Introduction to the principle of stem cell centrifuge separation

Cell separation is the process of separating biological tissues into single cell dispersions by physical, biological, and chemical methods. There are many methods for stem cell separation, and centrifugation is one of the commonly used methods.

Centrifugal technology is to use the centrifugal force generated by the high-speed rotation of the object to cause the suspended particles placed in the rotating body to settle or float, so that some particles can be concentrated or separated from other particles. The suspended particles herein often refer to cells, organelles, viruses, and biological macromolecules which are in a suspended state. When the centrifuge rotor rotates at a high speed, when the density of the suspended particles is greater than the density of the surrounding medium, the particles move away from the axial direction and sedimentation occurs; if the density of the particles is lower than the density of the surrounding medium, the particles move toward the axial direction to float. According to the principle of centrifugation, the centrifugation technique can be further divided into differential centrifugation, density gradient centrifugation and sedimentation equilibrium centrifugation. In the cell separation technique, differential centrifugation and density gradient centrifugation are mainly used.

1. Differential centrifugation The size and shape of cells of different types and functions are different. Differential centrifugation is to gradually precipitate the cell particles of different sizes in a heterogeneous mixture by gradually increasing the relative centrifugal force. Thereby achieving the purpose of separation.

2. Density gradient centrifugation
A continuous or discontinuous density gradient is formed in the centrifuge tube with a certain medium, and the cell suspension or homogenate is placed on the top of the medium, and the cells are separated and separated by the action of gravity or centrifugal force field. Commonly used media for density gradient centrifugation are barium chloride, sucrose and polysucrose. The medium for separating living cells requires: 1 to produce a density gradient, and when the density is high, the viscosity is not high; 2PH neutral or easy to adjust to neutral; 3 when the concentration is large, the osmotic pressure is not large; 4 is non-toxic to cells.

1) The speed zone is centrifuged. Before centrifugation, the centrifuge tube is filled with density gradient medium such as sucrose, glycerin, CsCl or Percoll. The sample to be separated is placed on top of the gradient solution, at the bottom of the centrifuge tube or in the middle of the gradient layer, and centrifuged together with the gradient solution to utilize the particles in the gradient solution. The difference in the sedimentation velocity or the floating velocity is such that particles having different sedimentation velocities are in a gradient layer of different densities to achieve separation from each other. This method can separate biological samples such as various cells, viruses, chromosomes, lipoproteins, DNA and RNA.
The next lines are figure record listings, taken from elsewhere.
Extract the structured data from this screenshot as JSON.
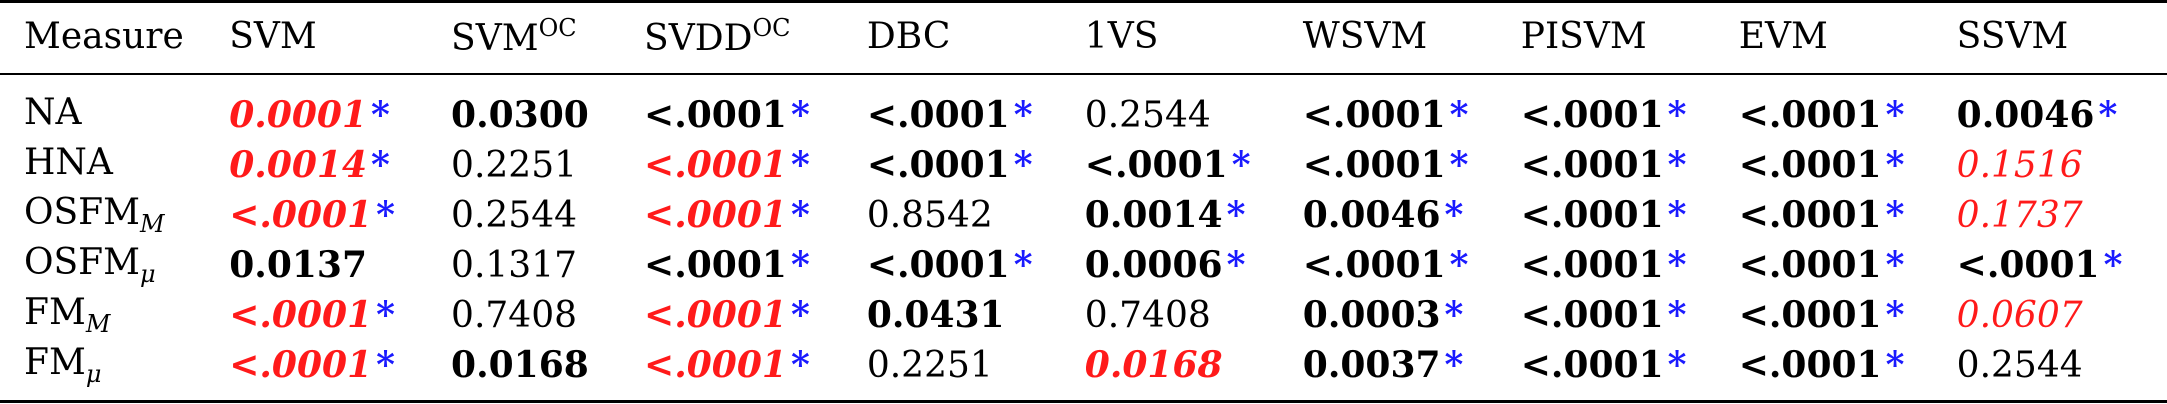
{
  "header": {
    "measure": "Measure",
    "svm": "SVM",
    "svmoc": {
      "base": "SVM",
      "sup": "OC"
    },
    "svddoc": {
      "base": "SVDD",
      "sup": "OC"
    },
    "dbc": "DBC",
    "ovs": "1VS",
    "wsvm": "WSVM",
    "pisvm": "PISVM",
    "evm": "EVM",
    "ssvm": "SSVM"
  },
  "rows": [
    {
      "label": {
        "base": "NA",
        "sub": ""
      },
      "cells": [
        {
          "value": "0.0001",
          "star": "*"
        },
        {
          "value": "0.0300",
          "star": ""
        },
        {
          "value": "<.0001",
          "star": "*"
        },
        {
          "value": "<.0001",
          "star": "*"
        },
        {
          "value": "0.2544",
          "star": ""
        },
        {
          "value": "<.0001",
          "star": "*"
        },
        {
          "value": "<.0001",
          "star": "*"
        },
        {
          "value": "<.0001",
          "star": "*"
        },
        {
          "value": "0.0046",
          "star": "*"
        }
      ]
    },
    {
      "label": {
        "base": "HNA",
        "sub": ""
      },
      "cells": [
        {
          "value": "0.0014",
          "star": "*"
        },
        {
          "value": "0.2251",
          "star": ""
        },
        {
          "value": "<.0001",
          "star": "*"
        },
        {
          "value": "<.0001",
          "star": "*"
        },
        {
          "value": "<.0001",
          "star": "*"
        },
        {
          "value": "<.0001",
          "star": "*"
        },
        {
          "value": "<.0001",
          "star": "*"
        },
        {
          "value": "<.0001",
          "star": "*"
        },
        {
          "value": "0.1516",
          "star": ""
        }
      ]
    },
    {
      "label": {
        "base": "OSFM",
        "sub": "M"
      },
      "cells": [
        {
          "value": "<.0001",
          "star": "*"
        },
        {
          "value": "0.2544",
          "star": ""
        },
        {
          "value": "<.0001",
          "star": "*"
        },
        {
          "value": "0.8542",
          "star": ""
        },
        {
          "value": "0.0014",
          "star": "*"
        },
        {
          "value": "0.0046",
          "star": "*"
        },
        {
          "value": "<.0001",
          "star": "*"
        },
        {
          "value": "<.0001",
          "star": "*"
        },
        {
          "value": "0.1737",
          "star": ""
        }
      ]
    },
    {
      "label": {
        "base": "OSFM",
        "sub": "μ"
      },
      "cells": [
        {
          "value": "0.0137",
          "star": ""
        },
        {
          "value": "0.1317",
          "star": ""
        },
        {
          "value": "<.0001",
          "star": "*"
        },
        {
          "value": "<.0001",
          "star": "*"
        },
        {
          "value": "0.0006",
          "star": "*"
        },
        {
          "value": "<.0001",
          "star": "*"
        },
        {
          "value": "<.0001",
          "star": "*"
        },
        {
          "value": "<.0001",
          "star": "*"
        },
        {
          "value": "<.0001",
          "star": "*"
        }
      ]
    },
    {
      "label": {
        "base": "FM",
        "sub": "M"
      },
      "cells": [
        {
          "value": "<.0001",
          "star": "*"
        },
        {
          "value": "0.7408",
          "star": ""
        },
        {
          "value": "<.0001",
          "star": "*"
        },
        {
          "value": "0.0431",
          "star": ""
        },
        {
          "value": "0.7408",
          "star": ""
        },
        {
          "value": "0.0003",
          "star": "*"
        },
        {
          "value": "<.0001",
          "star": "*"
        },
        {
          "value": "<.0001",
          "star": "*"
        },
        {
          "value": "0.0607",
          "star": ""
        }
      ]
    },
    {
      "label": {
        "base": "FM",
        "sub": "μ"
      },
      "cells": [
        {
          "value": "<.0001",
          "star": "*"
        },
        {
          "value": "0.0168",
          "star": ""
        },
        {
          "value": "<.0001",
          "star": "*"
        },
        {
          "value": "0.2251",
          "star": ""
        },
        {
          "value": "0.0168",
          "star": ""
        },
        {
          "value": "0.0037",
          "star": "*"
        },
        {
          "value": "<.0001",
          "star": "*"
        },
        {
          "value": "<.0001",
          "star": "*"
        },
        {
          "value": "0.2544",
          "star": ""
        }
      ]
    }
  ]
}
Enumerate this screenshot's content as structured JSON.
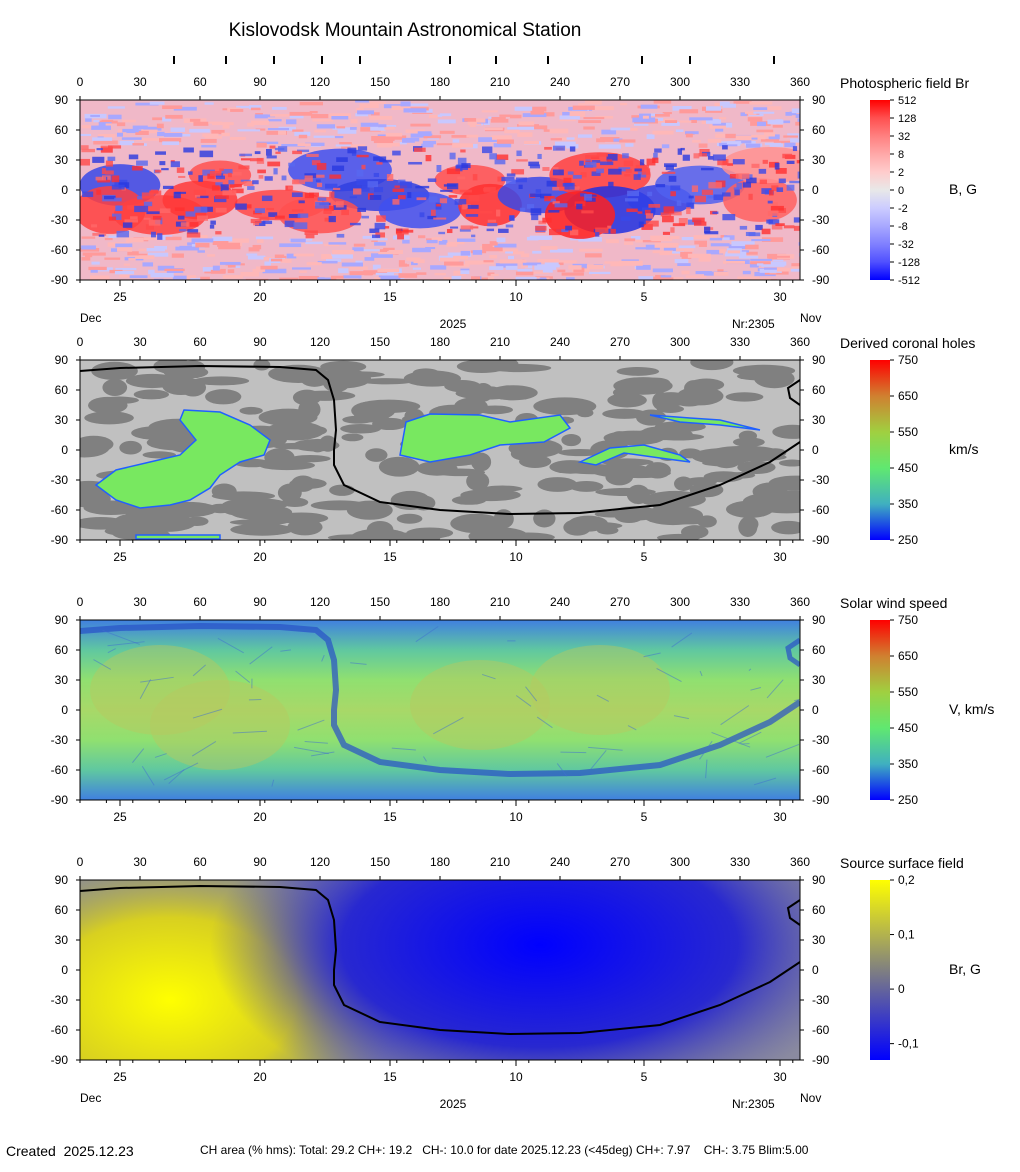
{
  "title": "Kislovodsk Mountain Astronomical Station",
  "top_date_marks_lon": [
    47,
    73,
    97,
    121,
    140,
    185,
    208,
    234,
    281,
    305,
    347
  ],
  "colors": {
    "neg_strong": "#0000ff",
    "pos_strong": "#ff0000",
    "ch_gray_light": "#c0c0c0",
    "ch_gray_dark": "#808080",
    "neutral_line": "#000000"
  },
  "footer": {
    "created": "Created  2025.12.23",
    "info": "CH area (% hms): Total: 29.2 CH+: 19.2   CH-: 10.0 for date 2025.12.23 (<45deg) CH+: 7.97    CH-: 3.75 Blim:5.00"
  },
  "chart_data": [
    {
      "type": "heatmap",
      "id": "photospheric",
      "title": "Photospheric field Br",
      "colorbar_title": "B, G",
      "colorbar_ticks": [
        "512",
        "128",
        "32",
        "8",
        "2",
        "0",
        "-2",
        "-8",
        "-32",
        "-128",
        "-512"
      ],
      "colorbar_stops": [
        "#ff0000",
        "#ff5050",
        "#ff8080",
        "#ffa8a8",
        "#ffcccc",
        "#e8e8e8",
        "#ccccff",
        "#a8a8ff",
        "#8080ff",
        "#5050ff",
        "#0000ff"
      ],
      "x_ticks": [
        "0",
        "30",
        "60",
        "90",
        "120",
        "150",
        "180",
        "210",
        "240",
        "270",
        "300",
        "330",
        "360"
      ],
      "y_ticks": [
        "90",
        "60",
        "30",
        "0",
        "-30",
        "-60",
        "-90"
      ],
      "xlim": [
        0,
        360
      ],
      "ylim": [
        -90,
        90
      ],
      "date_ticks": [
        "25",
        "20",
        "15",
        "10",
        "5",
        "30"
      ],
      "date_ticks_lon": [
        20,
        90,
        155,
        218,
        282,
        350
      ],
      "date_labels": {
        "left": "Dec",
        "center": "2025",
        "rotation": "Nr:2305",
        "right": "Nov"
      }
    },
    {
      "type": "heatmap",
      "id": "coronal_holes",
      "title": "Derived coronal holes",
      "colorbar_title": "km/s",
      "colorbar_ticks": [
        "750",
        "650",
        "550",
        "450",
        "350",
        "250"
      ],
      "colorbar_stops": [
        "#ff0000",
        "#d08030",
        "#a0d040",
        "#60e870",
        "#40b0c0",
        "#0000ff"
      ],
      "x_ticks": [
        "0",
        "30",
        "60",
        "90",
        "120",
        "150",
        "180",
        "210",
        "240",
        "270",
        "300",
        "330",
        "360"
      ],
      "y_ticks": [
        "90",
        "60",
        "30",
        "0",
        "-30",
        "-60",
        "-90"
      ],
      "xlim": [
        0,
        360
      ],
      "ylim": [
        -90,
        90
      ],
      "date_ticks": [
        "25",
        "20",
        "15",
        "10",
        "5",
        "30"
      ],
      "date_ticks_lon": [
        20,
        90,
        155,
        218,
        282,
        350
      ]
    },
    {
      "type": "heatmap",
      "id": "solar_wind",
      "title": "Solar wind speed",
      "colorbar_title": "V, km/s",
      "colorbar_ticks": [
        "750",
        "650",
        "550",
        "450",
        "350",
        "250"
      ],
      "colorbar_stops": [
        "#ff0000",
        "#d08030",
        "#a0d040",
        "#60e870",
        "#40b0c0",
        "#0000ff"
      ],
      "x_ticks": [
        "0",
        "30",
        "60",
        "90",
        "120",
        "150",
        "180",
        "210",
        "240",
        "270",
        "300",
        "330",
        "360"
      ],
      "y_ticks": [
        "90",
        "60",
        "30",
        "0",
        "-30",
        "-60",
        "-90"
      ],
      "xlim": [
        0,
        360
      ],
      "ylim": [
        -90,
        90
      ],
      "date_ticks": [
        "25",
        "20",
        "15",
        "10",
        "5",
        "30"
      ],
      "date_ticks_lon": [
        20,
        90,
        155,
        218,
        282,
        350
      ]
    },
    {
      "type": "heatmap",
      "id": "source_surface",
      "title": "Source surface field",
      "colorbar_title": "Br, G",
      "colorbar_ticks": [
        "0,2",
        "0,1",
        "0",
        "-0,1"
      ],
      "colorbar_stops": [
        "#ffff00",
        "#c0c040",
        "#808080",
        "#4040c0",
        "#0000ff"
      ],
      "x_ticks": [
        "0",
        "30",
        "60",
        "90",
        "120",
        "150",
        "180",
        "210",
        "240",
        "270",
        "300",
        "330",
        "360"
      ],
      "y_ticks": [
        "90",
        "60",
        "30",
        "0",
        "-30",
        "-60",
        "-90"
      ],
      "xlim": [
        0,
        360
      ],
      "ylim": [
        -90,
        90
      ],
      "date_ticks": [
        "25",
        "20",
        "15",
        "10",
        "5",
        "30"
      ],
      "date_ticks_lon": [
        20,
        90,
        155,
        218,
        282,
        350
      ],
      "date_labels": {
        "left": "Dec",
        "center": "2025",
        "rotation": "Nr:2305",
        "right": "Nov"
      }
    }
  ]
}
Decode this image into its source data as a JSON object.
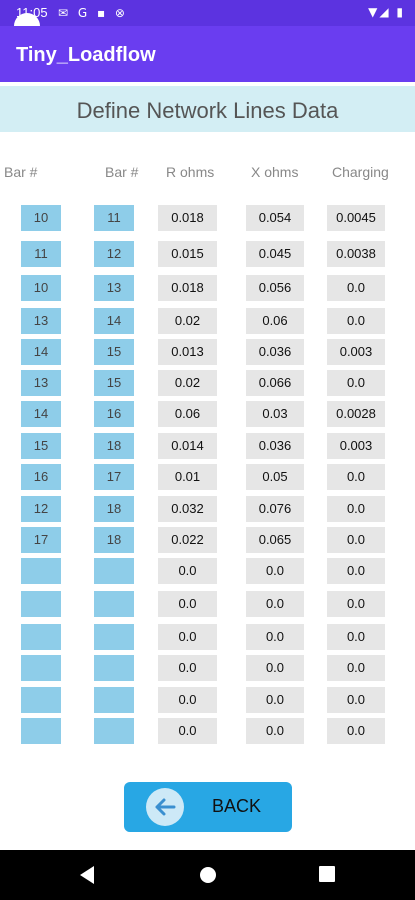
{
  "status_bar": {
    "time": "11:05",
    "left_icons": "✉ G ▪ ⊗",
    "right_icons": "▼◢ ▮"
  },
  "app": {
    "title": "Tiny_Loadflow"
  },
  "banner": {
    "title": "Define Network Lines Data"
  },
  "table": {
    "headers": [
      "Bar #",
      "Bar #",
      "R ohms",
      "X ohms",
      "Charging"
    ],
    "rows": [
      [
        "10",
        "11",
        "0.018",
        "0.054",
        "0.0045"
      ],
      [
        "11",
        "12",
        "0.015",
        "0.045",
        "0.0038"
      ],
      [
        "10",
        "13",
        "0.018",
        "0.056",
        "0.0"
      ],
      [
        "13",
        "14",
        "0.02",
        "0.06",
        "0.0"
      ],
      [
        "14",
        "15",
        "0.013",
        "0.036",
        "0.003"
      ],
      [
        "13",
        "15",
        "0.02",
        "0.066",
        "0.0"
      ],
      [
        "14",
        "16",
        "0.06",
        "0.03",
        "0.0028"
      ],
      [
        "15",
        "18",
        "0.014",
        "0.036",
        "0.003"
      ],
      [
        "16",
        "17",
        "0.01",
        "0.05",
        "0.0"
      ],
      [
        "12",
        "18",
        "0.032",
        "0.076",
        "0.0"
      ],
      [
        "17",
        "18",
        "0.022",
        "0.065",
        "0.0"
      ],
      [
        "",
        "",
        "0.0",
        "0.0",
        "0.0"
      ],
      [
        "",
        "",
        "0.0",
        "0.0",
        "0.0"
      ],
      [
        "",
        "",
        "0.0",
        "0.0",
        "0.0"
      ],
      [
        "",
        "",
        "0.0",
        "0.0",
        "0.0"
      ],
      [
        "",
        "",
        "0.0",
        "0.0",
        "0.0"
      ],
      [
        "",
        "",
        "0.0",
        "0.0",
        "0.0"
      ]
    ]
  },
  "buttons": {
    "back": "BACK"
  },
  "colors": {
    "status_bar": "#5c33e0",
    "app_bar": "#6a3df0",
    "banner": "#d3eef4",
    "bar_cell": "#8ecde9",
    "value_cell": "#e6e6e6",
    "back_button": "#28a7e4"
  },
  "icons": {
    "back": "arrow-left-icon",
    "nav_back": "triangle-back-icon",
    "nav_home": "circle-home-icon",
    "nav_recents": "square-recents-icon"
  }
}
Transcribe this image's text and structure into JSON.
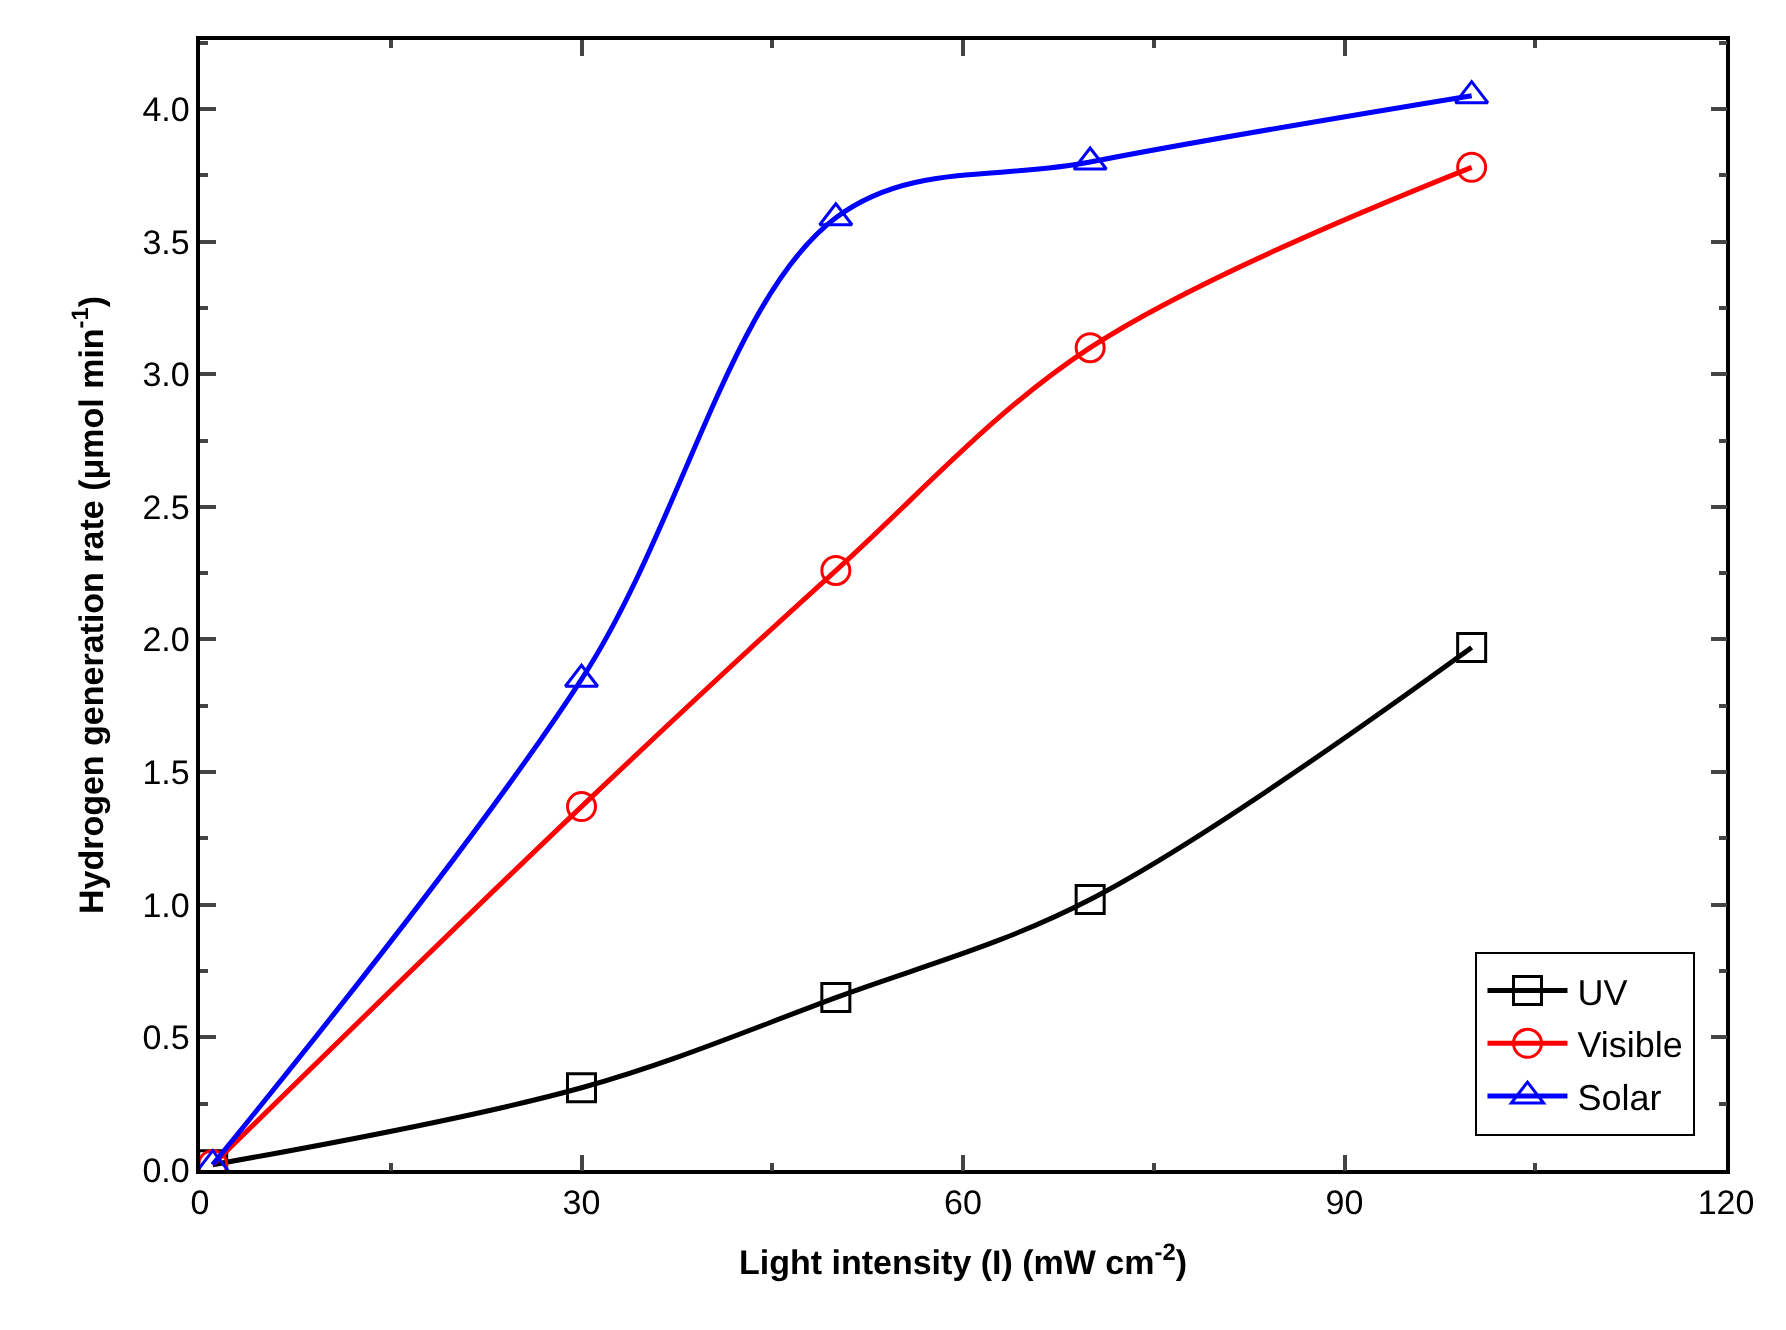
{
  "chart_data": {
    "type": "line",
    "xlabel": "Light intensity (I) (mW cm$^{-2}$)",
    "ylabel": "Hydrogen generation rate (μmol min$^{-1}$)",
    "x": [
      1,
      30,
      50,
      70,
      100
    ],
    "series": [
      {
        "name": "UV",
        "color": "#000000",
        "marker": "square",
        "values": [
          0.02,
          0.31,
          0.65,
          1.02,
          1.97
        ]
      },
      {
        "name": "Visible",
        "color": "#ff0000",
        "marker": "circle",
        "values": [
          0.02,
          1.37,
          2.26,
          3.1,
          3.78
        ]
      },
      {
        "name": "Solar",
        "color": "#0000ff",
        "marker": "triangle",
        "values": [
          0.02,
          1.85,
          3.59,
          3.8,
          4.05
        ]
      }
    ],
    "xlim": [
      0,
      120
    ],
    "xticks": [
      0,
      30,
      60,
      90,
      120
    ],
    "ylim": [
      0,
      4.26
    ],
    "yticks": [
      {
        "value": 0,
        "label": "0.0"
      },
      {
        "value": 0.5,
        "label": "0.5"
      },
      {
        "value": 1,
        "label": "1.0"
      },
      {
        "value": 1.5,
        "label": "1.5"
      },
      {
        "value": 2,
        "label": "2.0"
      },
      {
        "value": 2.5,
        "label": "2.5"
      },
      {
        "value": 3,
        "label": "3.0"
      },
      {
        "value": 3.5,
        "label": "3.5"
      },
      {
        "value": 4,
        "label": "4.0"
      }
    ],
    "legend": "bottom right",
    "line_style": "solid"
  }
}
2) Prefabricated gradient equal density centrifugation. It is required to prepare a density gradient medium with a thick bottom and a thin tube top before centrifugation. The commonly used medium is sucrose, CsCl, Cs2SO4, etc. The sample to be separated is generally laid on the top of the gradient liquid, if it needs to be immersed in the middle of the gradient liquid or at the bottom of the tube. The sample liquid density needs to be adjusted. After centrifugation, the sample particles of different densities reach a gradient layer equal to their own density, i.e., reach a position of equal density to obtain separation.

3) Self-forming gradient equal density centrifugation. Some density media will self-form gradient after centrifugation. For example, Percoll can form a gradient quickly. CsCl, Cs2SO4 and triiodoformyl glucosamine can also produce a stable gradient after long-term centrifugation. The sample that needs to be separated by centrifugation can be uniformly mixed with the gradient medium. After the start of centrifugation, the gradient medium gradually forms a dense density gradient at the bottom of the tube due to the centrifugal force, and at the same time, the original mixed sample particles can also be restarted. The distribution, reaching a gradient layer equal to its own density, reaches a position of equal density and is separated.

3. Settlement equilibrium centrifugation
Separation according to the difference in buoyancy density of the separated substances, the initial density of the medium used is approximately equal to the density of the separated material, and the medium forms a density gradient during centrifugation, and the separated material settles or floats to reach the medium region with the same density. And form a zone.

The most critical instrument for centrifugation is the centrifuge. It is generally believed that a centrifuge with a rotational speed of 10 to 25 Kr/min is called a high-speed centrifuge; a rotational speed exceeding 25 Kr/min and a centrifugal force greater than 89 Kg is called an ultracentrifuge. At present, the maximum speed of the ultracentrifuge can reach 100Kr/min, and the centrifugal force exceeds 500Kg. The number of revolutions of the centrifuge used for the separation of stem cells is about 5Kr/min.